Measures of central tendency
Statistics that describe the centre of a data set (mean, median, mode).
Mean (x-bar)
Average value: x̄ = (sum of data values)/n.
Median
Middle value when data are arranged in order (or the average of the two middle values for even n).
Mode
Most frequent value in the data (or modal class in grouped data).
Variance
The average of squared deviations from the mean; σ² = Σ(x−x̄)² / n (population).
Standard deviation
The square root of the variance; a measure of spread in the same units as the data.
Coding a data set
Transforming data using y = a + bx to simplify calculations; relationships of mean and spread follow specific rules.
Box plot features
Whiskers show min and max (excluding outliers); box spans Q1 to Q3; line at median; outliers plotted separately.
Skewness
Asymmetry of the data distribution; reflected in the position of the median within the box plot.
Correlation
A measure of the linear relationship between two variables; r indicates strength and direction.
Scatter diagram
Plot of paired data points (x, y) to assess relationships between two variables.
Regression line (least squares)
Line that minimises the sum of squared distances from data points; y = a + bx.
Independent variable (explanatory)
The variable that is purposely changed or used to explain changes in the other variable.
Dependent variable (response)
The outcome measured in a study, believed to depend on the independent variable.
Prediction (interpolation)
Estimating a value within the range of observed data using the regression line.
Extrapolation
Predicting a value outside the range of observed data; usually less reliable.
Binomial distribution
X ~ B(n, p): a fixed number of independent trials with two outcomes (success, failure).
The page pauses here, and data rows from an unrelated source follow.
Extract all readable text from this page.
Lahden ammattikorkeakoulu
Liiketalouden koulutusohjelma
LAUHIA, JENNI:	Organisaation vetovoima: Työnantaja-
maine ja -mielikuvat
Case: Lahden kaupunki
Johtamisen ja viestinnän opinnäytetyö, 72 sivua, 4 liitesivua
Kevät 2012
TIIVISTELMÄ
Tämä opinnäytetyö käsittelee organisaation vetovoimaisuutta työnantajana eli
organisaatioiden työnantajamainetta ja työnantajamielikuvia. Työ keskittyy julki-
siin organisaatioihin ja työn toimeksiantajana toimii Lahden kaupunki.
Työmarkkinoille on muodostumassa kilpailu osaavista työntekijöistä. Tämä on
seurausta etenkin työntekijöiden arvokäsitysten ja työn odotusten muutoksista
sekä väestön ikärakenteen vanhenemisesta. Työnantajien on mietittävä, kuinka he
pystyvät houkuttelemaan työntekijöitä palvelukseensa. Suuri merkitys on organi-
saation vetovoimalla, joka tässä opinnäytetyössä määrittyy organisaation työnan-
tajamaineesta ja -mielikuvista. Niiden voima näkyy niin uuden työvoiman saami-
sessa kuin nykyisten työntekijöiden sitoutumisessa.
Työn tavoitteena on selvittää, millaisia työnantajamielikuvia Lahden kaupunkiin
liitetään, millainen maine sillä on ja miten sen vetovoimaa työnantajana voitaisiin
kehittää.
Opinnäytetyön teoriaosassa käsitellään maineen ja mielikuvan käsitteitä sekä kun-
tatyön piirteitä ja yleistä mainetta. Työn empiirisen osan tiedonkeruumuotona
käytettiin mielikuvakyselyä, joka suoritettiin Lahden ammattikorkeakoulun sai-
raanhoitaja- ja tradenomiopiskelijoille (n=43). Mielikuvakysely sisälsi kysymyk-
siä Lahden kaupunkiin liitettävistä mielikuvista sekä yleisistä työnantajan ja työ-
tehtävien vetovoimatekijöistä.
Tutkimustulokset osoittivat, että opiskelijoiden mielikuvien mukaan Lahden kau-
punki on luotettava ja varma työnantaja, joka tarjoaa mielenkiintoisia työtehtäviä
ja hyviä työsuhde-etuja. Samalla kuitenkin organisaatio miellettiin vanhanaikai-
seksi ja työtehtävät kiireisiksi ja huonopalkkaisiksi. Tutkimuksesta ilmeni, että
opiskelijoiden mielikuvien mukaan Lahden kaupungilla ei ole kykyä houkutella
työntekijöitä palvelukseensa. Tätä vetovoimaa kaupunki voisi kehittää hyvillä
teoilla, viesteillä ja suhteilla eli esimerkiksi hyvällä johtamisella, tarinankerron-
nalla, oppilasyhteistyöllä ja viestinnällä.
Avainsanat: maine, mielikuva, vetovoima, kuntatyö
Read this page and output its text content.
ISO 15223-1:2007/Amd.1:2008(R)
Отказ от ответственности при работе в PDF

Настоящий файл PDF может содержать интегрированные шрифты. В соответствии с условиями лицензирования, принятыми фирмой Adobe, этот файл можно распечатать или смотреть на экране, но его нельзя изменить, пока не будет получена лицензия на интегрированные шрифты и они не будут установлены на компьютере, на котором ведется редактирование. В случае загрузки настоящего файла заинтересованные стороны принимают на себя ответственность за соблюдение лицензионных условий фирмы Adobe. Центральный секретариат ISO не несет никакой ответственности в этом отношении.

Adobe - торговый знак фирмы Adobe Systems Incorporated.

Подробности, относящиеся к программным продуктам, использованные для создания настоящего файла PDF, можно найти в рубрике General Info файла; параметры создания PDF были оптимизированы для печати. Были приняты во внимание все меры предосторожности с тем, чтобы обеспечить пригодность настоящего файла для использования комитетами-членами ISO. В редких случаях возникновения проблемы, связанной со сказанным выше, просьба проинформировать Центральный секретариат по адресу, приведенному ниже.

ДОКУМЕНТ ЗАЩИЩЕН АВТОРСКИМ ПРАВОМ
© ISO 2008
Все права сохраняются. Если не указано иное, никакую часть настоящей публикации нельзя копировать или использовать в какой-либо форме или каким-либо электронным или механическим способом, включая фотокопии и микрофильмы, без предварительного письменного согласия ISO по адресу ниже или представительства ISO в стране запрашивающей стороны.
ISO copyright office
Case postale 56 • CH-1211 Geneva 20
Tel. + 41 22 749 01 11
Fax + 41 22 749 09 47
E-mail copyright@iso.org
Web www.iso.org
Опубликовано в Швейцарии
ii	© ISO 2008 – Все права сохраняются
Probability mass function (pmf)
P(X = x) giving the probability that X takes the value x.
B(n, p) mean
Mean of a binomial distribution: np.
B(n, p) variance
Variance of a binomial distribution: np(1−p).
Cumulative probability (binomial CD)
Probabilities P(X < x) calculated from binomial distribution tables or calculator.
Null hypothesis (H0)
Presumed statement about a population parameter to be tested, e.g., p = p0.
Alternative hypothesis (H1)
Statement opposite to H0, describing the parameter value being tested for.
Test statistic
A quantity calculated from sample data used to decide whether to reject H0.
Significance level
Probability threshold (e.g., 0.05) used to decide whether to reject H0.
Critical region
Set of values of the test statistic that lead to rejection of H0.
Acceptance region
Values of the test statistic that fail to lead to rejection of H0.
One-tailed test
Hypothesis test where the alternative specifies a direction (>, <).
Two-tailed test
Hypothesis test where the alternative does not specify a direction (≠).
P-value
The probability, under H0, of obtaining a test statistic as extreme or more extreme than observed.
Interpolation
Estimating a value within the range of observed data inside a class interval.
Extrapolation (regression)
Estimating a value outside the observed data range; less reliable.
Beaufort scale
Descriptive scale for wind speed (e.g., calm to gale) used with large data sets.
Raw data vs summary statistics
Raw data are the original measurements; summary statistics (mean, median, etc.) describe the data.
Redundancy caution (outliers)
Outliers may be genuine or errors; must justify removing anomalies with reason.